Cristiano Michelena

Personal information
- Full name: Cristiano Rosito Michelena
- Born: 7 March 1971 (age 55) Rio Grande do Sul, Brazil
- Height: 1.87 m (6 ft 2 in)
- Weight: 86 kg (190 lb)

Sport
- Sport: Swimming
- Strokes: Freestyle

Medal record
Men's swimming
Representing Brazil
Pan American Games
| Silver medal – second place | 1987 Indianapolis | 400m Freestyle |
| Bronze medal – third place | 1987 Indianapolis | 4x100m Freestyle |
| Bronze medal – third place | 1987 Indianapolis | 4x200m Freestyle |

= Cristiano Michelena =

Brazilian swimmer (born 1971)

Cristiano Rositoano Michelena (born 7 March 1971) is a former international freestyle swimmer from Brazil. He was born in Rio Grande do Sul. He participated in two consecutive Summer Olympics for his native country, starting in 1988. His best result was the sixth place in the Men's 4×100-metre freestyle Relay in Barcelona, Spain.

At the 1987 Pan American Games, in Indianapolis, he won silver in the 400-metre freestyle, and bronze in the 4×100-metre freestyle and 4×200-metre freestyle. He finished 4th in the 1500-metre freestyle, and 6th in the 200-metre freestyle.

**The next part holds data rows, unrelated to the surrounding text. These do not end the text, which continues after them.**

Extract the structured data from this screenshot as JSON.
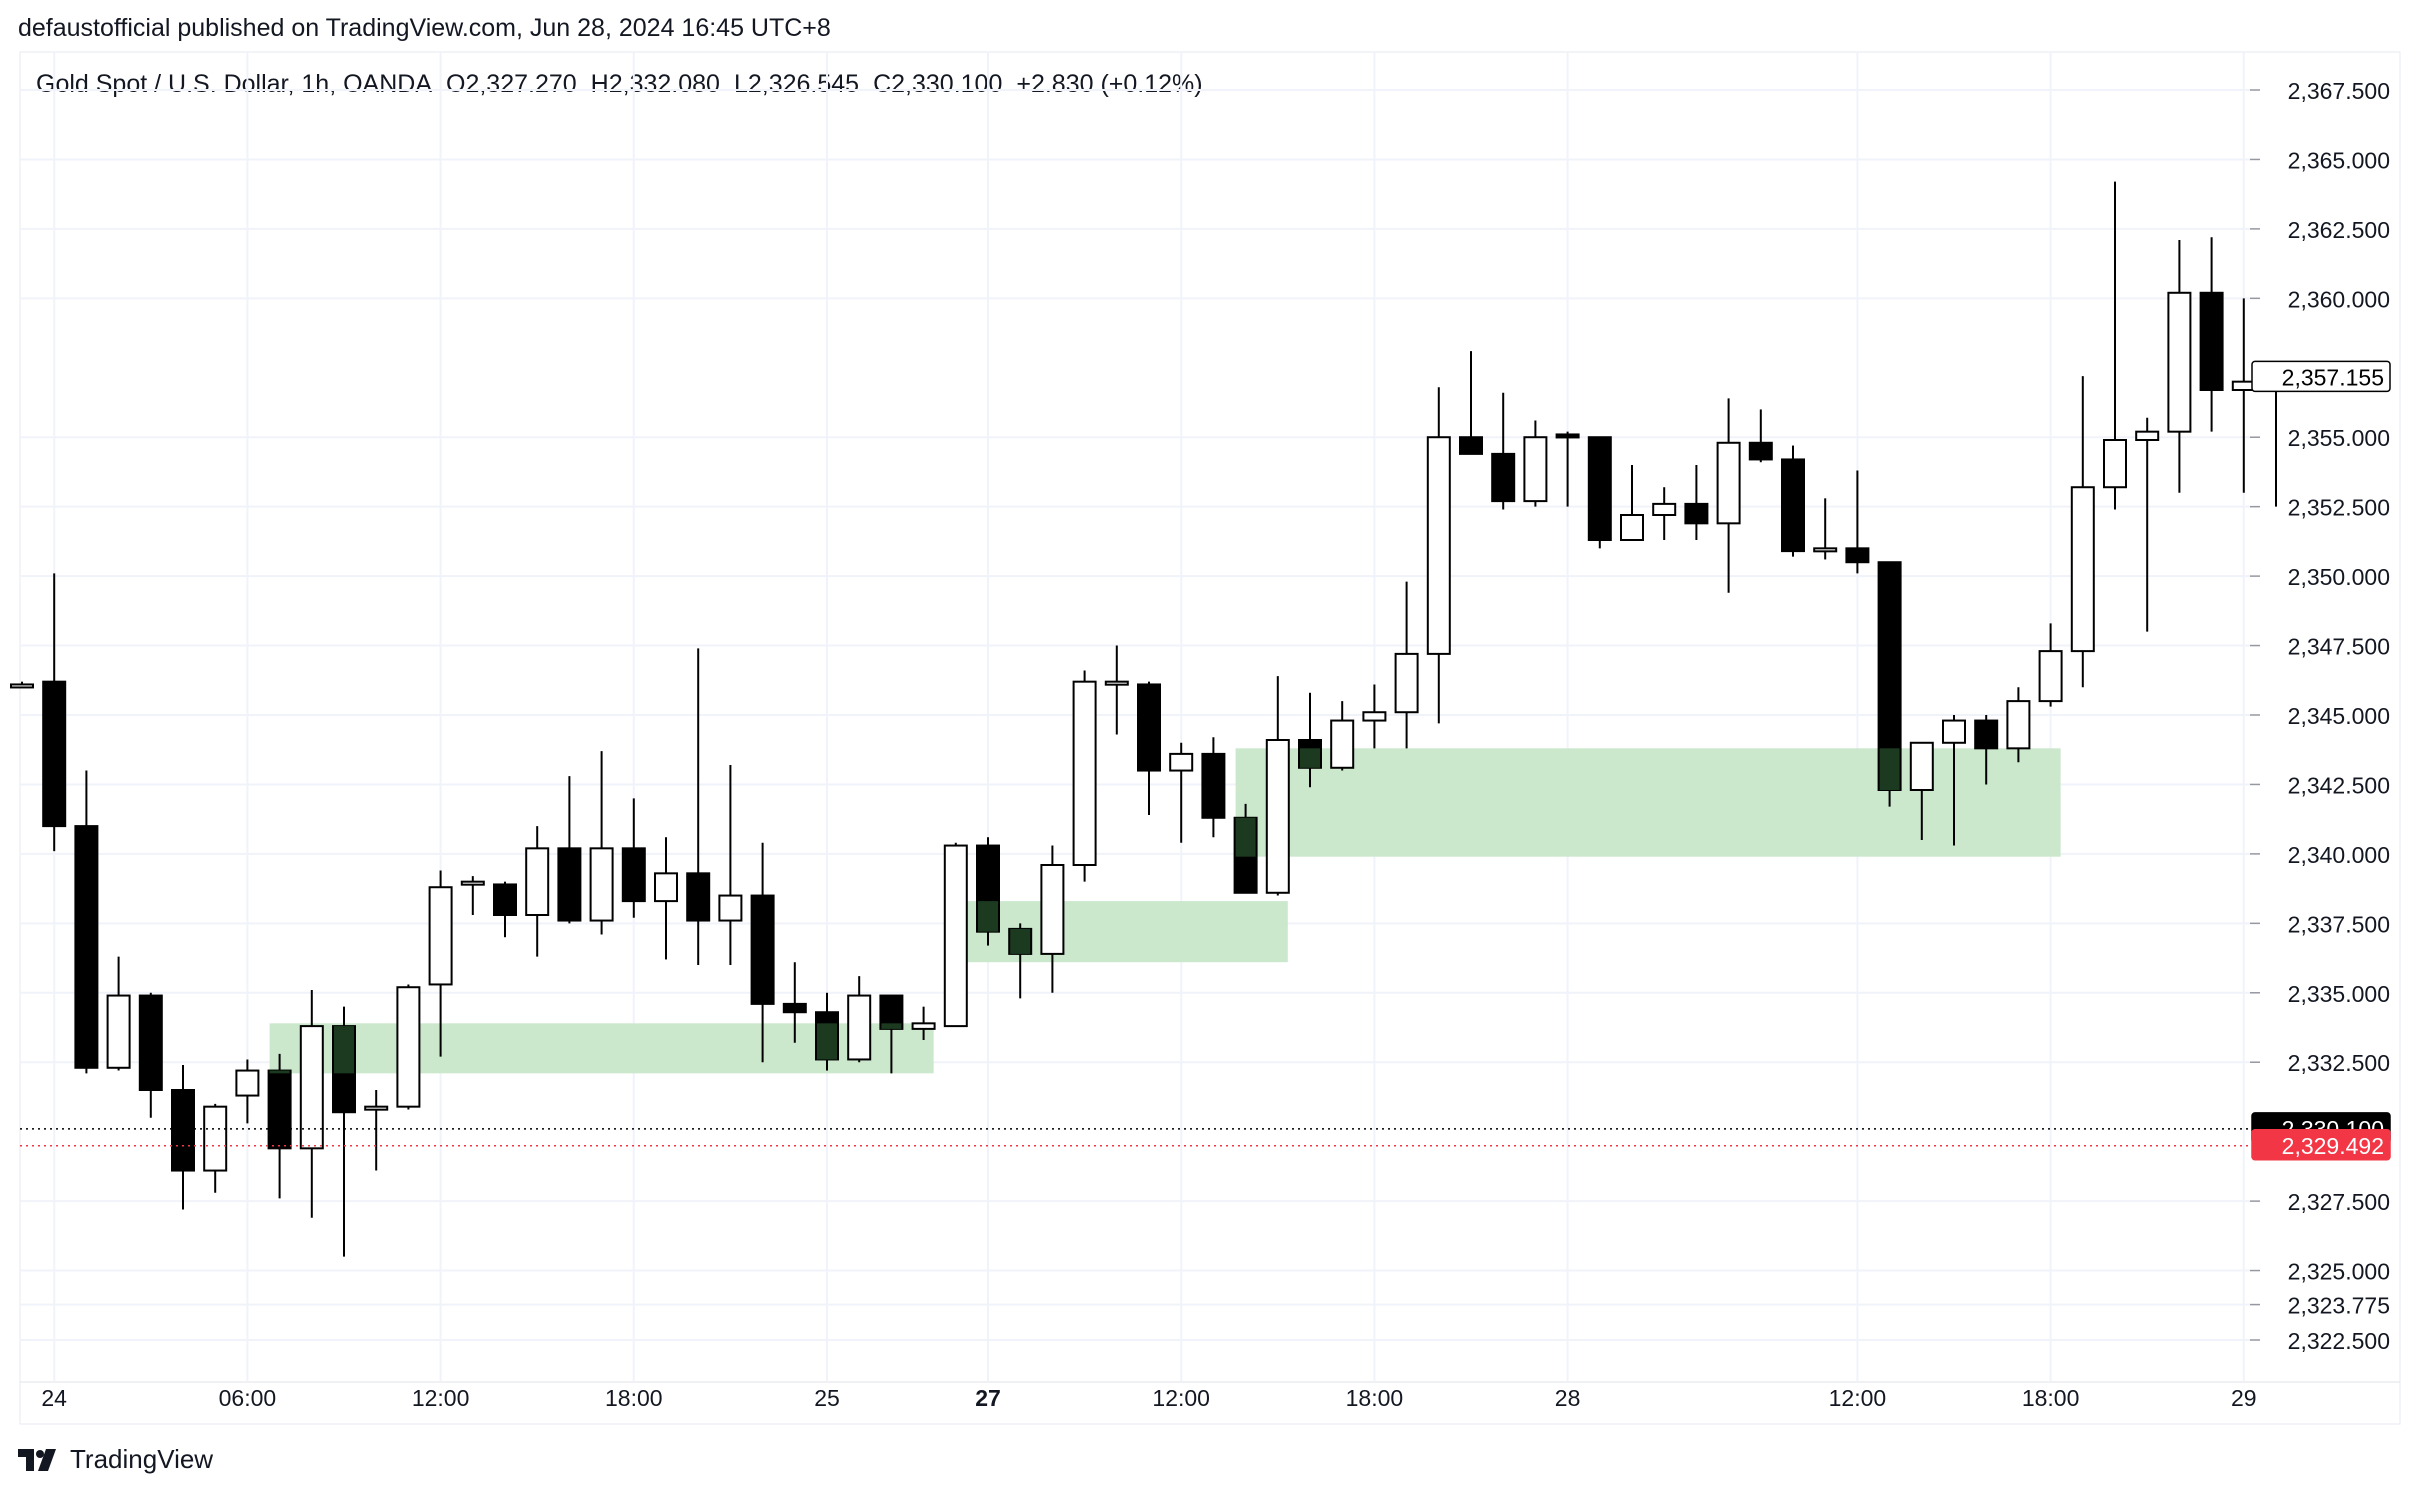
{
  "header": {
    "published_by": "defaustofficial published on TradingView.com, Jun 28, 2024 16:45 UTC+8"
  },
  "symbol_line": {
    "name": "Gold Spot / U.S. Dollar, 1h, OANDA",
    "open": "O2,327.270",
    "high": "H2,332.080",
    "low": "L2,326.545",
    "close": "C2,330.100",
    "change": "+2.830 (+0.12%)"
  },
  "brand": {
    "label": "TradingView",
    "icon": "tradingview-logo-icon"
  },
  "colors": {
    "bull_body": "#ffffff",
    "bear_body": "#000000",
    "zone_fill": "#c8e6c9",
    "zone_overlap": "#1b3a1f",
    "grid": "#f0f3fa",
    "price_label_red": "#f23645"
  },
  "chart_data": {
    "type": "candlestick",
    "y_axis": {
      "ylim": [
        2321.5,
        2369
      ],
      "ticks": [
        "2,367.500",
        "2,365.000",
        "2,362.500",
        "2,360.000",
        "2,355.000",
        "2,352.500",
        "2,350.000",
        "2,347.500",
        "2,345.000",
        "2,342.500",
        "2,340.000",
        "2,337.500",
        "2,335.000",
        "2,332.500",
        "2,327.500",
        "2,325.000",
        "2,323.775",
        "2,322.500"
      ],
      "tick_values": [
        2367.5,
        2365,
        2362.5,
        2360,
        2355,
        2352.5,
        2350,
        2347.5,
        2345,
        2342.5,
        2340,
        2337.5,
        2335,
        2332.5,
        2327.5,
        2325,
        2323.775,
        2322.5
      ]
    },
    "x_axis": {
      "labels": [
        {
          "text": "24",
          "index": 1,
          "bold": false
        },
        {
          "text": "06:00",
          "index": 7,
          "bold": false
        },
        {
          "text": "12:00",
          "index": 13,
          "bold": false
        },
        {
          "text": "18:00",
          "index": 19,
          "bold": false
        },
        {
          "text": "25",
          "index": 25,
          "bold": false
        },
        {
          "text": "27",
          "index": 30,
          "bold": true
        },
        {
          "text": "12:00",
          "index": 36,
          "bold": false
        },
        {
          "text": "18:00",
          "index": 42,
          "bold": false
        },
        {
          "text": "28",
          "index": 48,
          "bold": false
        },
        {
          "text": "12:00",
          "index": 57,
          "bold": false
        },
        {
          "text": "18:00",
          "index": 63,
          "bold": false
        },
        {
          "text": "29",
          "index": 69,
          "bold": false
        }
      ]
    },
    "candles": [
      {
        "i": 0,
        "o": 2346.1,
        "h": 2346.2,
        "l": 2346.0,
        "c": 2346.1
      },
      {
        "i": 1,
        "o": 2346.2,
        "h": 2350.1,
        "l": 2340.1,
        "c": 2341.0
      },
      {
        "i": 2,
        "o": 2341.0,
        "h": 2343.0,
        "l": 2332.1,
        "c": 2332.3
      },
      {
        "i": 3,
        "o": 2332.3,
        "h": 2336.3,
        "l": 2332.2,
        "c": 2334.9
      },
      {
        "i": 4,
        "o": 2334.9,
        "h": 2335.0,
        "l": 2330.5,
        "c": 2331.5
      },
      {
        "i": 5,
        "o": 2331.5,
        "h": 2332.4,
        "l": 2327.2,
        "c": 2328.6
      },
      {
        "i": 6,
        "o": 2328.6,
        "h": 2331.0,
        "l": 2327.8,
        "c": 2330.9
      },
      {
        "i": 7,
        "o": 2331.3,
        "h": 2332.6,
        "l": 2330.3,
        "c": 2332.2
      },
      {
        "i": 8,
        "o": 2332.2,
        "h": 2332.8,
        "l": 2327.6,
        "c": 2329.4
      },
      {
        "i": 9,
        "o": 2329.4,
        "h": 2335.1,
        "l": 2326.9,
        "c": 2333.8
      },
      {
        "i": 10,
        "o": 2333.8,
        "h": 2334.5,
        "l": 2325.5,
        "c": 2330.7
      },
      {
        "i": 11,
        "o": 2330.8,
        "h": 2331.5,
        "l": 2328.6,
        "c": 2330.9
      },
      {
        "i": 12,
        "o": 2330.9,
        "h": 2335.3,
        "l": 2330.8,
        "c": 2335.2
      },
      {
        "i": 13,
        "o": 2335.3,
        "h": 2339.4,
        "l": 2332.7,
        "c": 2338.8
      },
      {
        "i": 14,
        "o": 2338.9,
        "h": 2339.2,
        "l": 2337.8,
        "c": 2339.0
      },
      {
        "i": 15,
        "o": 2338.9,
        "h": 2339.0,
        "l": 2337.0,
        "c": 2337.8
      },
      {
        "i": 16,
        "o": 2337.8,
        "h": 2341.0,
        "l": 2336.3,
        "c": 2340.2
      },
      {
        "i": 17,
        "o": 2340.2,
        "h": 2342.8,
        "l": 2337.5,
        "c": 2337.6
      },
      {
        "i": 18,
        "o": 2337.6,
        "h": 2343.7,
        "l": 2337.1,
        "c": 2340.2
      },
      {
        "i": 19,
        "o": 2340.2,
        "h": 2342.0,
        "l": 2337.7,
        "c": 2338.3
      },
      {
        "i": 20,
        "o": 2338.3,
        "h": 2340.6,
        "l": 2336.2,
        "c": 2339.3
      },
      {
        "i": 21,
        "o": 2339.3,
        "h": 2347.4,
        "l": 2336.0,
        "c": 2337.6
      },
      {
        "i": 22,
        "o": 2337.6,
        "h": 2343.2,
        "l": 2336.0,
        "c": 2338.5
      },
      {
        "i": 23,
        "o": 2338.5,
        "h": 2340.4,
        "l": 2332.5,
        "c": 2334.6
      },
      {
        "i": 24,
        "o": 2334.6,
        "h": 2336.1,
        "l": 2333.2,
        "c": 2334.3
      },
      {
        "i": 25,
        "o": 2334.3,
        "h": 2335.0,
        "l": 2332.2,
        "c": 2332.6
      },
      {
        "i": 26,
        "o": 2332.6,
        "h": 2335.6,
        "l": 2332.5,
        "c": 2334.9
      },
      {
        "i": 27,
        "o": 2334.9,
        "h": 2334.9,
        "l": 2332.1,
        "c": 2333.7
      },
      {
        "i": 28,
        "o": 2333.7,
        "h": 2334.5,
        "l": 2333.3,
        "c": 2333.9
      },
      {
        "i": 29,
        "o": 2333.8,
        "h": 2340.4,
        "l": 2333.8,
        "c": 2340.3
      },
      {
        "i": 30,
        "o": 2340.3,
        "h": 2340.6,
        "l": 2336.7,
        "c": 2337.2
      },
      {
        "i": 31,
        "o": 2337.3,
        "h": 2337.5,
        "l": 2334.8,
        "c": 2336.4
      },
      {
        "i": 32,
        "o": 2336.4,
        "h": 2340.3,
        "l": 2335.0,
        "c": 2339.6
      },
      {
        "i": 33,
        "o": 2339.6,
        "h": 2346.6,
        "l": 2339.0,
        "c": 2346.2
      },
      {
        "i": 34,
        "o": 2346.1,
        "h": 2347.5,
        "l": 2344.3,
        "c": 2346.2
      },
      {
        "i": 35,
        "o": 2346.1,
        "h": 2346.2,
        "l": 2341.4,
        "c": 2343.0
      },
      {
        "i": 36,
        "o": 2343.0,
        "h": 2344.0,
        "l": 2340.4,
        "c": 2343.6
      },
      {
        "i": 37,
        "o": 2343.6,
        "h": 2344.2,
        "l": 2340.6,
        "c": 2341.3
      },
      {
        "i": 38,
        "o": 2341.3,
        "h": 2341.8,
        "l": 2338.8,
        "c": 2338.6
      },
      {
        "i": 39,
        "o": 2338.6,
        "h": 2346.4,
        "l": 2338.5,
        "c": 2344.1
      },
      {
        "i": 40,
        "o": 2344.1,
        "h": 2345.8,
        "l": 2342.4,
        "c": 2343.1
      },
      {
        "i": 41,
        "o": 2343.1,
        "h": 2345.5,
        "l": 2343.0,
        "c": 2344.8
      },
      {
        "i": 42,
        "o": 2344.8,
        "h": 2346.1,
        "l": 2343.8,
        "c": 2345.1
      },
      {
        "i": 43,
        "o": 2345.1,
        "h": 2349.8,
        "l": 2343.8,
        "c": 2347.2
      },
      {
        "i": 44,
        "o": 2347.2,
        "h": 2356.8,
        "l": 2344.7,
        "c": 2355.0
      },
      {
        "i": 45,
        "o": 2355.0,
        "h": 2358.1,
        "l": 2354.4,
        "c": 2354.4
      },
      {
        "i": 46,
        "o": 2354.4,
        "h": 2356.6,
        "l": 2352.4,
        "c": 2352.7
      },
      {
        "i": 47,
        "o": 2352.7,
        "h": 2355.6,
        "l": 2352.5,
        "c": 2355.0
      },
      {
        "i": 48,
        "o": 2355.1,
        "h": 2355.2,
        "l": 2352.5,
        "c": 2355.0
      },
      {
        "i": 49,
        "o": 2355.0,
        "h": 2355.0,
        "l": 2351.0,
        "c": 2351.3
      },
      {
        "i": 50,
        "o": 2351.3,
        "h": 2354.0,
        "l": 2351.3,
        "c": 2352.2
      },
      {
        "i": 51,
        "o": 2352.2,
        "h": 2353.2,
        "l": 2351.3,
        "c": 2352.6
      },
      {
        "i": 52,
        "o": 2352.6,
        "h": 2354.0,
        "l": 2351.3,
        "c": 2351.9
      },
      {
        "i": 53,
        "o": 2351.9,
        "h": 2356.4,
        "l": 2349.4,
        "c": 2354.8
      },
      {
        "i": 54,
        "o": 2354.8,
        "h": 2356.0,
        "l": 2354.1,
        "c": 2354.2
      },
      {
        "i": 55,
        "o": 2354.2,
        "h": 2354.7,
        "l": 2350.7,
        "c": 2350.9
      },
      {
        "i": 56,
        "o": 2350.9,
        "h": 2352.8,
        "l": 2350.6,
        "c": 2351.0
      },
      {
        "i": 57,
        "o": 2351.0,
        "h": 2353.8,
        "l": 2350.1,
        "c": 2350.5
      },
      {
        "i": 58,
        "o": 2350.5,
        "h": 2350.5,
        "l": 2341.7,
        "c": 2342.3
      },
      {
        "i": 59,
        "o": 2342.3,
        "h": 2344.0,
        "l": 2340.5,
        "c": 2344.0
      },
      {
        "i": 60,
        "o": 2344.0,
        "h": 2345.0,
        "l": 2340.3,
        "c": 2344.8
      },
      {
        "i": 61,
        "o": 2344.8,
        "h": 2345.0,
        "l": 2342.5,
        "c": 2343.8
      },
      {
        "i": 62,
        "o": 2343.8,
        "h": 2346.0,
        "l": 2343.3,
        "c": 2345.5
      },
      {
        "i": 63,
        "o": 2345.5,
        "h": 2348.3,
        "l": 2345.3,
        "c": 2347.3
      },
      {
        "i": 64,
        "o": 2347.3,
        "h": 2357.2,
        "l": 2346.0,
        "c": 2353.2
      },
      {
        "i": 65,
        "o": 2353.2,
        "h": 2364.2,
        "l": 2352.4,
        "c": 2354.9
      },
      {
        "i": 66,
        "o": 2354.9,
        "h": 2355.7,
        "l": 2348.0,
        "c": 2355.2
      },
      {
        "i": 67,
        "o": 2355.2,
        "h": 2362.1,
        "l": 2353.0,
        "c": 2360.2
      },
      {
        "i": 68,
        "o": 2360.2,
        "h": 2362.2,
        "l": 2355.2,
        "c": 2356.7
      },
      {
        "i": 69,
        "o": 2356.7,
        "h": 2360.0,
        "l": 2353.0,
        "c": 2357.0
      },
      {
        "i": 70,
        "o": 2357.0,
        "h": 2357.2,
        "l": 2352.5,
        "c": 2357.2
      }
    ],
    "zones": [
      {
        "from": 8,
        "to": 28,
        "top": 2333.9,
        "bottom": 2332.1
      },
      {
        "from": 29,
        "to": 39,
        "top": 2338.3,
        "bottom": 2336.1
      },
      {
        "from": 38,
        "to": 63,
        "top": 2343.8,
        "bottom": 2339.9
      }
    ],
    "price_labels": [
      {
        "text": "2,357.155",
        "value": 2357.155,
        "style": "outline"
      },
      {
        "text": "2,330.100",
        "value": 2330.1,
        "style": "black"
      },
      {
        "text": "2,329.492",
        "value": 2329.492,
        "style": "red"
      }
    ],
    "price_lines": [
      2330.1,
      2329.492
    ]
  }
}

At the 1988 Summer Olympics, in Seoul, he finished 10th in the 4×200-metre freestyle, 12th in the 4×100-metre freestyle, 23rd in the 200-metre freestyle, 23rd in the 400-metre freestyle, and 26th in the 1500-metre freestyle.

On 17 April 1989, he broke the short-course South American record in the 400-metre freestyle, with a time of 3:46.39. The record was broken only in the end of 2005, by Armando Negreiros.

At the 1992 Summer Olympics, in Barcelona, he finished 6th in the 4×100-metre freestyle, 7th in the 4×200-metre freestyle, and 21st in the 200-metre freestyle.